The Georgian Prime Minister, Irakli Kobakhidze, stated that there is no alternative to transparency in a democratic state, noting that a similar law was recently supported by the European Commission.

"The draft law only requires non-governmental organizations to annually disclose their finances. So far, there has been no justification as to why these organizations should not observe the principle of transparency. Since my appointment as the Prime Minister of Georgia, I have insisted that all decisions of the Georgian Government be published. We have every right to demand a minimum standard of transparency from non-governmental organizations.
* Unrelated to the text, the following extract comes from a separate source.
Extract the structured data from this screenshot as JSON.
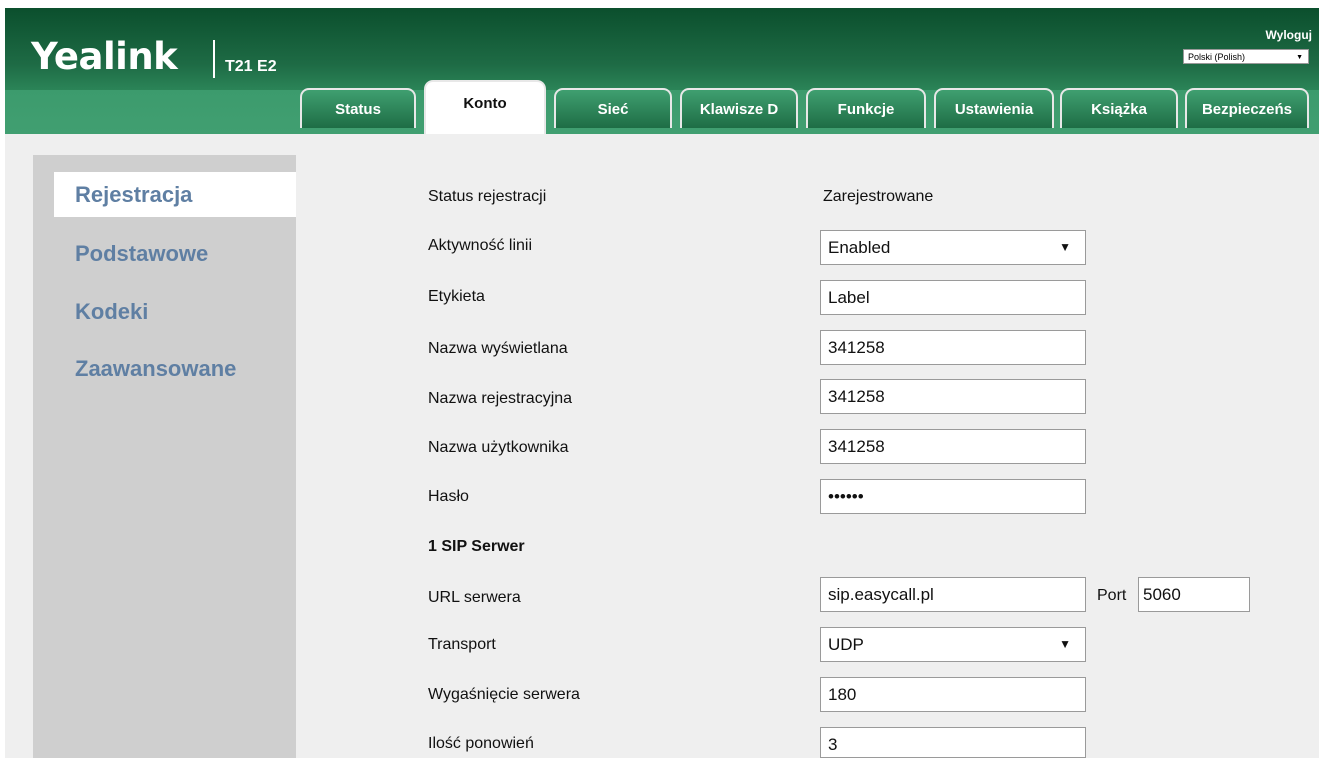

Regarding non-governmental organizations that act in the interest of foreign countries and take certain steps, there have been two cases since 2020 when the government was changed not through democratic elections, but through street demonstrations. Their financing, including illegal practices in recent years, has recently become illegal. We see that these organizations are not interested in publishing the mentioned reports and contribute to the polarization of society," said Kobakhidze.

The Georgian Prime Minister is confident that the law on "foreign agents" will contribute to the establishment of a "strong, grounded, fundamental democracy."

Ketevan Kardava, a journalist from the pro-government television company Imedi, asked Olaf Scholz a question about this issue. She wondered why European partners of Georgia are concerned "if the same or similar regulations are in force in Europe and the United States."

"The European Union does not have similar legislation. There is a discussion about establishing transparency in various areas, but this is a completely different concept. It has not been decided yet, and most likely, it will not be decided," said the German Chancellor.

When asked how he explains his position differing from that of European partners, the Georgian Prime Minister answered that he is ready for discussions with European, American, or local Georgian partners.

"Our positions are very firm. This law is very concise. No one can argue that disclosing finances can have a negative impact on the activities of any organization. If I have misspoken, I reiterate, we are open to discussion."

Kobakhidze stated that a "relevant discussion" was not held during the consideration of the draft law last year.

Yesterday, on April 11, the ambassador of the European Union to Georgia, Pawel Herczynski, stated that the bill resubmitted by Georgian Dream is incompatible with European values and is neither European nor American. Pawel Herczynski also noted that "there are other ways to ensure transparency."